На новом месте ей было легче, но все-таки и тут шла суровая, полуголодная жизнь.
Значит ли это, что она там, в Сибири, не думала о муже? Нет, она все время думала о нем, сознавала, что он есть, его отсутствие было одной из сторон большого несчастья, именуемого войной. Однако она была убеждена, что никому не придет в голову послать его сражаться на поле боя, что он будет проектировать мосты или укрепленные районы. Это было настолько целесообразно, что Ольга Петровна, твердо верившая в силу целесообразности, иначе не могла предполагать. Следовательно, Виталий Николаевич был на войне, и это давало ей право на чистую совесть и на приятное презрение к женам тех мужчин, которые на войне не были, например к жене Винокурова. В то же время Виталий Николаевич как бы на войне не был, так как годился только для инженерного дела, и это давало ей иллюзию спокойствия за его судьбу. К тому же и его письма, успокоительные и даже веселые, разгоняли ее страхи.
"Зачем он меня щадил?
– думала она теперь, словно пробужденная ото сна рассказом солдата.

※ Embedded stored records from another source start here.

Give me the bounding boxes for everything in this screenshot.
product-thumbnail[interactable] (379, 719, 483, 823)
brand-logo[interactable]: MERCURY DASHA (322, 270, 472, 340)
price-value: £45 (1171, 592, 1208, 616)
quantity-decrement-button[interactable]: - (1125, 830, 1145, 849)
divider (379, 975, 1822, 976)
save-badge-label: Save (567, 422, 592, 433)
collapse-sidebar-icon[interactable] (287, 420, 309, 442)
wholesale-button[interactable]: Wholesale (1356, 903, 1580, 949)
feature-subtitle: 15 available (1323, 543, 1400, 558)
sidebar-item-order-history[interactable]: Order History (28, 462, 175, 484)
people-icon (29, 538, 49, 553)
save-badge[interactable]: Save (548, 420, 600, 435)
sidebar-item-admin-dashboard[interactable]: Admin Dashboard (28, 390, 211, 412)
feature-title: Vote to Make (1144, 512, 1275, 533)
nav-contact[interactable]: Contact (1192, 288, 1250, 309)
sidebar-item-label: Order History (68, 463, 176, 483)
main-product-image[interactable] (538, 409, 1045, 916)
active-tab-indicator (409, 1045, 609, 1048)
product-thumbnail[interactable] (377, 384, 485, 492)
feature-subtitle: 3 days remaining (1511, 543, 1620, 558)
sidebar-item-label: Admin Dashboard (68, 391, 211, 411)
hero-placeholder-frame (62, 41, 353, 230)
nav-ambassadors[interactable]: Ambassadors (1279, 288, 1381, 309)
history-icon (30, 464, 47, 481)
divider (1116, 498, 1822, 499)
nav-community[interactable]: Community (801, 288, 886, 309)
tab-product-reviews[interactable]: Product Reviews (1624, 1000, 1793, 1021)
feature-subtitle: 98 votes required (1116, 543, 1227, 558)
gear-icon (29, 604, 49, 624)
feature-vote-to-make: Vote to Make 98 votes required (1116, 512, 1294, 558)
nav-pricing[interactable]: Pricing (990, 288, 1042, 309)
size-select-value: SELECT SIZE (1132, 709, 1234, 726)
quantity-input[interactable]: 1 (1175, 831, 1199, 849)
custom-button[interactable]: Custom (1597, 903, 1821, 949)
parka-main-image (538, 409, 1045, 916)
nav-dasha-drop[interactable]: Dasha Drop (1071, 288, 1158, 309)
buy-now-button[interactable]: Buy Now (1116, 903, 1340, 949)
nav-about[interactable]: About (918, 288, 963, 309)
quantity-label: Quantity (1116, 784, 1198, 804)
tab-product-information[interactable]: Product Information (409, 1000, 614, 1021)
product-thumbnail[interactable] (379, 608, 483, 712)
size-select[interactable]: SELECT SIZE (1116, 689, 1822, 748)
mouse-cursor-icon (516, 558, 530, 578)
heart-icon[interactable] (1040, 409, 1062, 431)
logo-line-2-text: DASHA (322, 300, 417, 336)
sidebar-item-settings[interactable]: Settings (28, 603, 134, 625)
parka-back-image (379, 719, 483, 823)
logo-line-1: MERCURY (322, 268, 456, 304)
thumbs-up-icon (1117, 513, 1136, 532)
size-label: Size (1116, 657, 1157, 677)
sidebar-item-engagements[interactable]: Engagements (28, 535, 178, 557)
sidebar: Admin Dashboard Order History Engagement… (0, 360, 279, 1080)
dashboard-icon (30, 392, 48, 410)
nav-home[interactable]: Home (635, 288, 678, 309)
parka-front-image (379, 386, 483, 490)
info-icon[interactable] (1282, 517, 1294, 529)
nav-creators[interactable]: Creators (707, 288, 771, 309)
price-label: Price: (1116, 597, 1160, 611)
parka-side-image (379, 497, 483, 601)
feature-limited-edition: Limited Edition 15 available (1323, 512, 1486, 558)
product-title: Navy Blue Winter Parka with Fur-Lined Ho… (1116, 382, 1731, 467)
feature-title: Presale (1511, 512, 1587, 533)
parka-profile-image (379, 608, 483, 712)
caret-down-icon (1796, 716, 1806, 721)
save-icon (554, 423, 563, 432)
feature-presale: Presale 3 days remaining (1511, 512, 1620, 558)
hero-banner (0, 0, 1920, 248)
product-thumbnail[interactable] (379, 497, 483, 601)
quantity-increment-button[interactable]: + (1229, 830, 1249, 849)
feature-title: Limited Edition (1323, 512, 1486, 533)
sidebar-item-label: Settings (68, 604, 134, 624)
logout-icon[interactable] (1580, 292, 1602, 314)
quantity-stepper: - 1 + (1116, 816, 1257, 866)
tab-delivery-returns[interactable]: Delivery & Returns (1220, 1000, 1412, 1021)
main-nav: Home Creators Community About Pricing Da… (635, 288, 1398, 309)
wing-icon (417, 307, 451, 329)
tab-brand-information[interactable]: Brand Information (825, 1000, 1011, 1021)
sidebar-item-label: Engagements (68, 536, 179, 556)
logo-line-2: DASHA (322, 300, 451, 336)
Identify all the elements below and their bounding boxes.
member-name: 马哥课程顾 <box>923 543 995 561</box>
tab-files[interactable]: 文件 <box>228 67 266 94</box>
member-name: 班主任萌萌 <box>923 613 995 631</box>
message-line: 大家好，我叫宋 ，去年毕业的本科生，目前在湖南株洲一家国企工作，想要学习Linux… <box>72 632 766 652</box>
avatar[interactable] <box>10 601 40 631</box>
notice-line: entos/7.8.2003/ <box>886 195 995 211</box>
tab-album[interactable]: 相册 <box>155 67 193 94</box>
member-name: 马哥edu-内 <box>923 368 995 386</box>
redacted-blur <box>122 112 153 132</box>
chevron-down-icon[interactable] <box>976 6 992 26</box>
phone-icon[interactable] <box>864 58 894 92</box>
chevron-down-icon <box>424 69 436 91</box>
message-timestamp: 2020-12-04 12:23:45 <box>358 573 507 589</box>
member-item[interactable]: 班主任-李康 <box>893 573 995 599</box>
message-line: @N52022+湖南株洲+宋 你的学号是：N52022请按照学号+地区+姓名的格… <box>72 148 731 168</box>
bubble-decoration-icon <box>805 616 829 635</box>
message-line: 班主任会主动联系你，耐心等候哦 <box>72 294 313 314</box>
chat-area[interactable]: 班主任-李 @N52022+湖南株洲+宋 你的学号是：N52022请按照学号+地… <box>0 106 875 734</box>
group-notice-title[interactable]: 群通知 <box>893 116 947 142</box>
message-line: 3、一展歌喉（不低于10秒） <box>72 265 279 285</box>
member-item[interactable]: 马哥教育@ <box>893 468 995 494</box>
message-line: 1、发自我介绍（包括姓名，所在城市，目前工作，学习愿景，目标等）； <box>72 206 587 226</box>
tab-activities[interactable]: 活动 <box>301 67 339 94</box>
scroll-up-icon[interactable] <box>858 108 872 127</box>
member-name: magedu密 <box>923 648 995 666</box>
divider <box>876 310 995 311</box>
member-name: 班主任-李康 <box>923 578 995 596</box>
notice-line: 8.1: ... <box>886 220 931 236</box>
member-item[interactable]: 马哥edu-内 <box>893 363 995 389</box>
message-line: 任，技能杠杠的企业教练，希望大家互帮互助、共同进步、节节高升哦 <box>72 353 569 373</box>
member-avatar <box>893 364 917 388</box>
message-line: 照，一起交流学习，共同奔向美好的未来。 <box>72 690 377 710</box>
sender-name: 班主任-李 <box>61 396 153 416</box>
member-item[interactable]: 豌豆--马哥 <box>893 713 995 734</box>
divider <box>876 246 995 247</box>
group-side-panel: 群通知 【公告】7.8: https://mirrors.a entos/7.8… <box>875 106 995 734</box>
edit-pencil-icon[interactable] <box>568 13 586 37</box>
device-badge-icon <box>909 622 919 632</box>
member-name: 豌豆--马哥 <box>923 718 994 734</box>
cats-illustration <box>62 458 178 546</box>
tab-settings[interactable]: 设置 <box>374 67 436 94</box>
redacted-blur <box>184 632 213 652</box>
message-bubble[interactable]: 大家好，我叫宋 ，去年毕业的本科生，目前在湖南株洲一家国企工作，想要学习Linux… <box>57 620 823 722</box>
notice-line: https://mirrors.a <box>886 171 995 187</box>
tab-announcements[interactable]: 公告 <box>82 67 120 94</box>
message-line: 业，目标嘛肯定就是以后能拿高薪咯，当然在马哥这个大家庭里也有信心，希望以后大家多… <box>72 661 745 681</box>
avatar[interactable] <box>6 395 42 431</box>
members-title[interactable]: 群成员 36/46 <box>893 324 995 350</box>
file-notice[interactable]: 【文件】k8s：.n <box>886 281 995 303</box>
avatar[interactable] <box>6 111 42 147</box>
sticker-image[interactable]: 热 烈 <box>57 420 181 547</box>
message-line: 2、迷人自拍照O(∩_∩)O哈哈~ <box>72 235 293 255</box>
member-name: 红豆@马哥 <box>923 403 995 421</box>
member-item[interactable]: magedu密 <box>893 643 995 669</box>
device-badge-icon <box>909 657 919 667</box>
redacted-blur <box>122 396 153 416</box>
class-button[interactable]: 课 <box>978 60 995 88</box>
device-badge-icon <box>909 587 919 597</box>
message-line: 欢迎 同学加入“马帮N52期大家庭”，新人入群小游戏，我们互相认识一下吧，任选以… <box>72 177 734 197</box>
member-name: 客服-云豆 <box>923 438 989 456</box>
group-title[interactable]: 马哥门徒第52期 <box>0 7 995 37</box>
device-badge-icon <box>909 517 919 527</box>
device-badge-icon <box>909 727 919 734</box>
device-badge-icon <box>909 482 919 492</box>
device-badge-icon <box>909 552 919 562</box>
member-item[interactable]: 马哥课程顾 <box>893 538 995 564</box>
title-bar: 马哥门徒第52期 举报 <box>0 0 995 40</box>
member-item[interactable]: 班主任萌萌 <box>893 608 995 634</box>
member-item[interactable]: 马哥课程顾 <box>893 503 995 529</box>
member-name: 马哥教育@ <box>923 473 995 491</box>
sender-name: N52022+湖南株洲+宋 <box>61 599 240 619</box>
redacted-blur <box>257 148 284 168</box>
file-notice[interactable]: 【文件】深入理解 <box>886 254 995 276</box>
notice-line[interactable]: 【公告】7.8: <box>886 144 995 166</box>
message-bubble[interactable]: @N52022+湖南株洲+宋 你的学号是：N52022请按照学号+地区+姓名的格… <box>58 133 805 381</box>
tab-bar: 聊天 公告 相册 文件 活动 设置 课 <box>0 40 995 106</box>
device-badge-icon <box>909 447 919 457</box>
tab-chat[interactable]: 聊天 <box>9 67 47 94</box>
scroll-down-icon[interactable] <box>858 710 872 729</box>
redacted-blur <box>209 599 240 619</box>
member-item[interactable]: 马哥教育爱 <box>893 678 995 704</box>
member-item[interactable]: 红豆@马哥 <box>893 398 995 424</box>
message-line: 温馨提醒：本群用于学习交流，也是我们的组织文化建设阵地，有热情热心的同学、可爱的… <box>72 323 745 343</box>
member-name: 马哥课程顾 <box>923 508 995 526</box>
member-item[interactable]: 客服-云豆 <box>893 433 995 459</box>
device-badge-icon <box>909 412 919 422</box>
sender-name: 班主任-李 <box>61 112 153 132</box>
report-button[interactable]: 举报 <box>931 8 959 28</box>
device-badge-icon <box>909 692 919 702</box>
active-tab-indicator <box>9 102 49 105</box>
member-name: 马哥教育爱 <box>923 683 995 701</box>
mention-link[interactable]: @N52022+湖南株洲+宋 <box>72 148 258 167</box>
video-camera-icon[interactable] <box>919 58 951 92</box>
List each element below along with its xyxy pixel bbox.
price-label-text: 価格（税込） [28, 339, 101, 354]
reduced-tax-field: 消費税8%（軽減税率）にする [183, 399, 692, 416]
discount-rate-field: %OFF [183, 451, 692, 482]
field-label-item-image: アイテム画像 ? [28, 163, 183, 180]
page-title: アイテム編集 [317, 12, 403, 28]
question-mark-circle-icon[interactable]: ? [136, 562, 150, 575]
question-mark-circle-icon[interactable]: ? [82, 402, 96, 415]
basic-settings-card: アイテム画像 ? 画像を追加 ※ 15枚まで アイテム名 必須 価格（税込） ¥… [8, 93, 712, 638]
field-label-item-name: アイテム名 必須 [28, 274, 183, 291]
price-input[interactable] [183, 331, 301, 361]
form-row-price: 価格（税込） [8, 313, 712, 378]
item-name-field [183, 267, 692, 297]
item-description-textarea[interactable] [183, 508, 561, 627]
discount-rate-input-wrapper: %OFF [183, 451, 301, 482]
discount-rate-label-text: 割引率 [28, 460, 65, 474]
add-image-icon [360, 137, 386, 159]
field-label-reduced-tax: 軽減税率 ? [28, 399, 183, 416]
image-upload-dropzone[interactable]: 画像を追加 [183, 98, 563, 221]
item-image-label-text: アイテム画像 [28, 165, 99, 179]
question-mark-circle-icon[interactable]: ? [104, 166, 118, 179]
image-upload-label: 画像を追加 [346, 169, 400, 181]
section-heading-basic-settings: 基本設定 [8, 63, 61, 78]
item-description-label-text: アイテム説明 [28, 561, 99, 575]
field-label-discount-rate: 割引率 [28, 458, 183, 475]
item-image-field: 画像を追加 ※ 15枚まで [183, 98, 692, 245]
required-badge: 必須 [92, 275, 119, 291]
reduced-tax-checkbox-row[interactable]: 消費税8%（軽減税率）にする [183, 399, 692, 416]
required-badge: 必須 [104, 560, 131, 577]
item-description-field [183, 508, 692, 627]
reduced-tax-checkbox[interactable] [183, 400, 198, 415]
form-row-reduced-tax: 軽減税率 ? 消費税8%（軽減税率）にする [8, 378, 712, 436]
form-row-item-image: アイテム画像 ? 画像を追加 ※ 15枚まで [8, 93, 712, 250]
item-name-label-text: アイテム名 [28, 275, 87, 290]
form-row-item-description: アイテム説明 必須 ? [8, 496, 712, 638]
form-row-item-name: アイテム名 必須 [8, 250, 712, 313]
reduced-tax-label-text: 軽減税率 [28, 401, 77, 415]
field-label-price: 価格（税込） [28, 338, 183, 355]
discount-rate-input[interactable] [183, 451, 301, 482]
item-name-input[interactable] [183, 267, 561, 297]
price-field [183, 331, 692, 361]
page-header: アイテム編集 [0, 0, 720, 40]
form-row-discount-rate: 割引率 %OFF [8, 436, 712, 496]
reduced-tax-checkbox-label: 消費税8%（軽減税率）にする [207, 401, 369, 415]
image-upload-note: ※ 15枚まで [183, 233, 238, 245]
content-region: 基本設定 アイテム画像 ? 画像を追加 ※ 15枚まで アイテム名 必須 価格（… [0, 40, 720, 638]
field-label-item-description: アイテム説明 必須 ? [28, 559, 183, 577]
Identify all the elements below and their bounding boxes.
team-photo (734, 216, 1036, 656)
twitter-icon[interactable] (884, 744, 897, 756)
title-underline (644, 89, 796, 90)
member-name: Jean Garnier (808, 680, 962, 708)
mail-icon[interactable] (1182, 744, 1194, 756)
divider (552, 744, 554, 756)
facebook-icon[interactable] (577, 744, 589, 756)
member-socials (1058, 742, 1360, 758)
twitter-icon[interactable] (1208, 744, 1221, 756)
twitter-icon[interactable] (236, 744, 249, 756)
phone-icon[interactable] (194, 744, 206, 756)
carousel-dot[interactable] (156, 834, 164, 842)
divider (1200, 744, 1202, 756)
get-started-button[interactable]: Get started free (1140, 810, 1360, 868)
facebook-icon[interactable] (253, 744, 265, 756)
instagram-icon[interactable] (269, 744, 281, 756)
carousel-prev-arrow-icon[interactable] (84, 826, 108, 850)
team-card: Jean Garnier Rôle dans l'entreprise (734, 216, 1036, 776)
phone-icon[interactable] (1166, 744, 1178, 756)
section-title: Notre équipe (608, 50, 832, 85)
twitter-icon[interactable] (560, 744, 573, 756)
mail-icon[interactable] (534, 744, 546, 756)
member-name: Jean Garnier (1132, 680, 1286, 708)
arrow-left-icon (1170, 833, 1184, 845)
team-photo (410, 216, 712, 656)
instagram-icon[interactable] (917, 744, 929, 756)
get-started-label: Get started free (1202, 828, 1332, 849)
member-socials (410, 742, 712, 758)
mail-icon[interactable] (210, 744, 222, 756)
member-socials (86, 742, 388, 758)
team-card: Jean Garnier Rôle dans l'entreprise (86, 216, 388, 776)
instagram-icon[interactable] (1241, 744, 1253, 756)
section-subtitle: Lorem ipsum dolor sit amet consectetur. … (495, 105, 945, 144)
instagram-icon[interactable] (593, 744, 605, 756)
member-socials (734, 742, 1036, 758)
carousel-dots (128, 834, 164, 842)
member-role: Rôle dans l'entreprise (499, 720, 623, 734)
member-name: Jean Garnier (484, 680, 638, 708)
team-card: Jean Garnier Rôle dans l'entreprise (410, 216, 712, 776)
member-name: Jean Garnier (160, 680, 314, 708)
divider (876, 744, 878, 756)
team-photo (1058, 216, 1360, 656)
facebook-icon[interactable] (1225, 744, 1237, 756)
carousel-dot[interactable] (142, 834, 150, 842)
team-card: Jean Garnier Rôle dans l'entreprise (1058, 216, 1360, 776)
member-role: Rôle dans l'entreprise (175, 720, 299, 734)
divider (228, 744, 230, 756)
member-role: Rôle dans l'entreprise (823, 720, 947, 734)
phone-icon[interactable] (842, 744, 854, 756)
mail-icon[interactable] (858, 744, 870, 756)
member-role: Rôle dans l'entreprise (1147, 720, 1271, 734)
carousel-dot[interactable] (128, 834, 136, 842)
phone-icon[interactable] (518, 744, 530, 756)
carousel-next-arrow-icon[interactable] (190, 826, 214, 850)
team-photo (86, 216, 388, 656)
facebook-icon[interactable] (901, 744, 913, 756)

– Он не смел вводить меня в заблуждение..." Но, думая это, она в то же время чувствовала, что чуточку лицемерит, что ее спокойствие было самообманом и что время от времени она и тогда сознавала это.
8
– Не думал я, не гадал, - продолжал свой рассказ Слепцов после непродолжительного молчания, - что еще раз придется встретить Виталия Николаевича. Сами знаете, - такой фронт, в две тысячи километров! Сколько частей, дивизий, армий, все вокзалы кишат военными, все деревни полны военных, и в городах, поди ж ты, самых тыловых - и то, как говорится, военных больше, чем людей.
Почти три года прошло. Все было другое, и я был другой. Казалось мне, что война идет уже лет десять и еще будет идти, может, лет сто. "Хорошего человека война делает лучше, плохого - хуже", - любил говорить Виталий Николаевич. Я про эти его слова часто думал. Наверно, они правильные. Однако всяко бывает. И хороший человек на войне привыкает к мысли, что все трын-трава, один конец и потому все можно, все разрешается. И привыкает он к мысли, что государство должно за него думать и что у государства можно все брать без стеснения, раз оно твою жизнь берет, не стесняясь. На войне взять чужое не считается воровством, отнять не считается грабежом, потому, ежели ты не возьмешь, какая-нибудь шальная бомба разрушит, всякое добро, которое делалось большими мастерами и наживалось годами, уничтожит за минуту. Вот человек и приучается ничего не ценить. Даже хороший человек. А плохой, тот и вовсе сатанеет.